President Barack Obama's State of the Union speech Tuesday night had a hometown ring to it for Congresswoman Anna Eshoo, she said in a post-speech interview with the Palo Alto Weekly.
"If I were to close my eyes and just listen, it was a description of my congressional district," Eshoo, D-Palo Alto, said.
"The president outlined how we move, how we shape our collective future. And he really gave us the ingredients for that.
"We know what innovation is because we innovate every day. We're known as the innovation capital of the country," she said.
"We value education and we know that it needs to be reshaped -- and that when the appropriate changes are made that no one can stop us in terms of competing.
"But we must have an educated society."
"I thought the president's remarks applied not only to the Congress but to the country and were spot on for where we are in America," she said, echoing numerous members of Congress on both sides of the political spectrum who were reacting to and providing spin on Obama's speech.

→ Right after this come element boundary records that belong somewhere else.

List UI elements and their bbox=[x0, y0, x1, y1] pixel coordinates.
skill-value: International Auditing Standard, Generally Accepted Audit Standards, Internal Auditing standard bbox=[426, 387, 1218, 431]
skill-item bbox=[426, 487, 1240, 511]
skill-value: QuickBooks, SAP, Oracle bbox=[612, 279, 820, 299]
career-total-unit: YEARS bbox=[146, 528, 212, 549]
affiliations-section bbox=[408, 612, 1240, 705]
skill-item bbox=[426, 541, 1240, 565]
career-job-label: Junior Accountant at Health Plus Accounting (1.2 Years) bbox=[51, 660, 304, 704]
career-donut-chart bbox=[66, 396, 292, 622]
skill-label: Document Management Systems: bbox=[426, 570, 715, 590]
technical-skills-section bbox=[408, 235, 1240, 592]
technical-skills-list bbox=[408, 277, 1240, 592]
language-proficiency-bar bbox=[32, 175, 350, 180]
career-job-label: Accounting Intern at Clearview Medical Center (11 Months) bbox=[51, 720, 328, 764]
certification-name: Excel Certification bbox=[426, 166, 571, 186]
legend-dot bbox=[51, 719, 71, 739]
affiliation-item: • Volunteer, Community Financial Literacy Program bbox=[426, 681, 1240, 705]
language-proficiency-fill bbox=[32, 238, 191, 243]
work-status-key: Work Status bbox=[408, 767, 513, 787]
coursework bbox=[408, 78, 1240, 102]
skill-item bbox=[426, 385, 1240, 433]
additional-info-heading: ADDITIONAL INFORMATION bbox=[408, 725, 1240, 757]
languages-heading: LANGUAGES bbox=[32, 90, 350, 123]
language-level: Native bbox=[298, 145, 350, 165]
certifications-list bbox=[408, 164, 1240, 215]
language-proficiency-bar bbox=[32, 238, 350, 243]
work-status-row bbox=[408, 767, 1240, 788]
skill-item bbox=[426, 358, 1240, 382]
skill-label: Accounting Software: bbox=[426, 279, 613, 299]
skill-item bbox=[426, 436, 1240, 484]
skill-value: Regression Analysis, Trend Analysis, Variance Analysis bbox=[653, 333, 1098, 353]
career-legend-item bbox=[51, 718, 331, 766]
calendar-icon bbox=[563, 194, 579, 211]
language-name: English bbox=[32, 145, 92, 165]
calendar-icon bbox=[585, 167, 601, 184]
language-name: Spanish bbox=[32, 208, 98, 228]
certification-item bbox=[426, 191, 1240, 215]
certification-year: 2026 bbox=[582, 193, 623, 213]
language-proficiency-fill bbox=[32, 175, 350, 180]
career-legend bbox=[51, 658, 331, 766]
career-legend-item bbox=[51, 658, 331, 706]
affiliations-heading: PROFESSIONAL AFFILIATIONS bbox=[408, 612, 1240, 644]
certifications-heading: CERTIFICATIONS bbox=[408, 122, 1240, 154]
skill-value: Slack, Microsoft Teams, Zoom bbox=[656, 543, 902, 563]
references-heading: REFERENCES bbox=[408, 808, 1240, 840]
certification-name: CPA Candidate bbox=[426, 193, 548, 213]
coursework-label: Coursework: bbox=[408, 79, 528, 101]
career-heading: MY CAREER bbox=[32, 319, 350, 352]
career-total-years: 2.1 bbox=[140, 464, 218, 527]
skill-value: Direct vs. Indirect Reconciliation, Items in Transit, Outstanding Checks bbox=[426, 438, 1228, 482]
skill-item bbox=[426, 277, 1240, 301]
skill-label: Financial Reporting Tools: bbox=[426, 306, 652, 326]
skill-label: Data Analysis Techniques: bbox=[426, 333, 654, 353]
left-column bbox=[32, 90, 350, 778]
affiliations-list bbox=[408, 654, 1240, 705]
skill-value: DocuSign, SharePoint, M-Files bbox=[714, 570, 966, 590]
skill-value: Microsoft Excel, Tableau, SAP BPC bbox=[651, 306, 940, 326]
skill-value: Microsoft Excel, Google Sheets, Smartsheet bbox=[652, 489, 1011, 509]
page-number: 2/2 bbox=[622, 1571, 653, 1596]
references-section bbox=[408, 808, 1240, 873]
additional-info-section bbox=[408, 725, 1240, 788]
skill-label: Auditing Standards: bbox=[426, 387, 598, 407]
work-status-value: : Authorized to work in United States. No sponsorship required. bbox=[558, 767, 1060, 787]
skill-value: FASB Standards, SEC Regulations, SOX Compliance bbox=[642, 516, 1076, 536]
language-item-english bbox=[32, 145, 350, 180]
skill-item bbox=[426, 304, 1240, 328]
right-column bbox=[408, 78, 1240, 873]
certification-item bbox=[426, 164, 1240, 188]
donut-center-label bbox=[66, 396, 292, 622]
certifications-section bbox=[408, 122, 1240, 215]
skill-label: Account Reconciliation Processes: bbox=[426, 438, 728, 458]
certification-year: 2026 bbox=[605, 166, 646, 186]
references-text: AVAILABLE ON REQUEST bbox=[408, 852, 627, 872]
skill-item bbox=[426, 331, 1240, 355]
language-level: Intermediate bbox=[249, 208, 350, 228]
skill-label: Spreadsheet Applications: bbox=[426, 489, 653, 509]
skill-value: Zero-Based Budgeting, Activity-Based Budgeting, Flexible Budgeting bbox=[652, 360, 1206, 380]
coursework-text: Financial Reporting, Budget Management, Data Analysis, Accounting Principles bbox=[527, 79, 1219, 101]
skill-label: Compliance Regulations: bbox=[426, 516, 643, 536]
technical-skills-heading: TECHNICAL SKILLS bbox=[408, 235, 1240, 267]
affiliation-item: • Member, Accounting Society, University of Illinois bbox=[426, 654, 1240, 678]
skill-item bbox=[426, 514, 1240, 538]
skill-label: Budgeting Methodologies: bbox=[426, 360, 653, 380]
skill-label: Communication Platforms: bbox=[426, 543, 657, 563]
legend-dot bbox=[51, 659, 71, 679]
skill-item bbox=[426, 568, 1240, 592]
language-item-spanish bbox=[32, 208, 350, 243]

But Eshoo took a middle ground: "I thought he was not only inspiring but he was also sensible. He spoke to people not as a Democrat or a Republican or an Independent but that we're all Americans and we all have a stake in this."
"But the thread that moves through all of it is, 'How do we prepare the people of our country to move forward so that we have a future that is going to benefit all Americans?'
"He also acknowledged that the government has to demonstrate itself to be competent, and that we have to unwind some of the old ways of doing things. He spoke of 15 agencies having jurisdiction on one issue. That simply doesn't make sense. And he said we have to have a healthy business climate, when he talks about the corporate tax.
"He also challenged the Congress to do some very tough things. He called for a five-year freeze on domestic spending, but he also said we don't need to re-litigate the good things that we have accomplished and if there are new ideas to improve upon, for example, the health care reform law, that he was open to it.
"I was very pleased when he said he wanted to get rid of the provision that the Senate had inserted in the bill on the 1099 forms that would be required of businesses.
"So in acknowledging that he was speaking to a healthy business climate, people who are going to know they have a market for their products.
"So I thought that all in all the speech was not only delivered well but the substance of it was all about the challenges and the steps that we need to take to meet them."